Charles Glar, an expert in robotics, automation, and artificial intelligence, said the UK needs to quadruple its defence spending to have “any hope” of achieving its goal. He spoke after the UK’s most senior military commander, General Sir Nick Carter, claimed the UK’s Army could consist of 80,000 humans and 30,000 robots by the end of the decade.
But Mr Glar, who has helped develop spying robots and worked at America’s top secret Defense Advanced Research Projects Agency which develops new military technology, says the spending must be “radically ramped up” from its current £41.5bn a year to feasibly achieve this goal.
The AI expert, who now owns AI firm CYBUR, points out that the US military is still 15 years from having robot soldiers despite massively outspending the UK.
Last year it is thought to have spent at least £4bn on AI alone – compared with the UK’s far more modest £160m fund which then-defence secretary Gavin Williamson announced last December.
Exact spending figures on AI are not released by either country.
He said: “The UK would have to prioritise its AI military development by increasing the targeted budget well over four times its allocated budget to achieve this goal in less than a decade.
“l do not think the funding is sufficient at the moment to sustain these programmes. Given that General Sir Nick Carter is trying to secure funding for these programmes l would predict that even with the five year plan it still wouldn’t be enough to sustain this kind of operation over time.
“The US has definitely poured a lot of resources into their AI military programs and they still continue to do so.
“I think the UK government would have to prioritise AI military development a little bit more before it can become as robust as advertised.
“The United States has budgeted well over $675bn on defence spending this year. Out of that budget roughly over $4bn is dedicated to AI military development per year.

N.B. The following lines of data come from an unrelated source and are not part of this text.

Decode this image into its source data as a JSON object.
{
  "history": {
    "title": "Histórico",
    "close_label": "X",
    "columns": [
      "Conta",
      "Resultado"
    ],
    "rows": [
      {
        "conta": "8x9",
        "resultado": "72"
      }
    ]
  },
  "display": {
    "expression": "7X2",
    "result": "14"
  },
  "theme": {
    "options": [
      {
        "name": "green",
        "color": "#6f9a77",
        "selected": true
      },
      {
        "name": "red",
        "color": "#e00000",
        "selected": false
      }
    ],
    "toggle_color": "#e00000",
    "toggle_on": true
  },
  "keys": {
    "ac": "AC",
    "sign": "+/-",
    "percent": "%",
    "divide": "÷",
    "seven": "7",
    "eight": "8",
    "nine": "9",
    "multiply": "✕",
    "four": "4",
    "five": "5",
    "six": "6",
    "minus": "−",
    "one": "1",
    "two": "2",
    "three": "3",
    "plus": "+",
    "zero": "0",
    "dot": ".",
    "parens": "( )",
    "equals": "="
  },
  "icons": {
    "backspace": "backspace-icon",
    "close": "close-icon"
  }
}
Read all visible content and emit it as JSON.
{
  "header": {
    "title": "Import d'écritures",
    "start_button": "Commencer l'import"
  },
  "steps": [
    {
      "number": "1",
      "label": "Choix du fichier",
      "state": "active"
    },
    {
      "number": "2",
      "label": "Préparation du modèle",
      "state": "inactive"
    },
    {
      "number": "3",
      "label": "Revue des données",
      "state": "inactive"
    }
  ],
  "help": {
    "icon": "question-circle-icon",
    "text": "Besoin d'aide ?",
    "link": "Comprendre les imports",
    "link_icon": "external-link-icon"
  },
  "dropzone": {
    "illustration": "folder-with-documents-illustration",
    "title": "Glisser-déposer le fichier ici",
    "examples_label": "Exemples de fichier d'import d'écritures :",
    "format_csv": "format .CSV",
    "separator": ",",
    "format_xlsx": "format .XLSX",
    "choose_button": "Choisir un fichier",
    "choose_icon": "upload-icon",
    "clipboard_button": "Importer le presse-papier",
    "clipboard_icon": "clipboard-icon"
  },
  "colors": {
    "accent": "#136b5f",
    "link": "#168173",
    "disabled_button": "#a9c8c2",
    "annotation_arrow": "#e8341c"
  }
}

“The UK government also has doubts about the moral ramifications of AI defence development while the current US administration has embraced the AI arms race with little push back from Congress.
“Taking into account the current budget as well as sizable push back by the UK parliament members l do not see how General Sir Nick Carter will be able to achieve his projected goal in 10 years while also managing to do it quicker and with less support than the US government has.
“The US government would have a projected 15-year window to complete a similar project.
“It would be delusional to think they would have any hope of overtaking the US without spending being radically ramped up.”
Speaking at a Remembrance Sunday service at the Cenotaph, Sir Nick also spoke about the risk of a third world war if current conflicts spiral out of control.
He said: “We’re living through a time when the world is a very uncertain and anxious place.
“And of course the dynamic of global competition is a feature of our lives as well.
“The real risk that we have with quite a lot of regional conflicts that we have at the moment is you could see escalation lead to miscalculation.”
He added: “An escalation means more people get involved, more weapons get involved and before you can contain it, it leads to the sides blowing in up into a full-blown war.”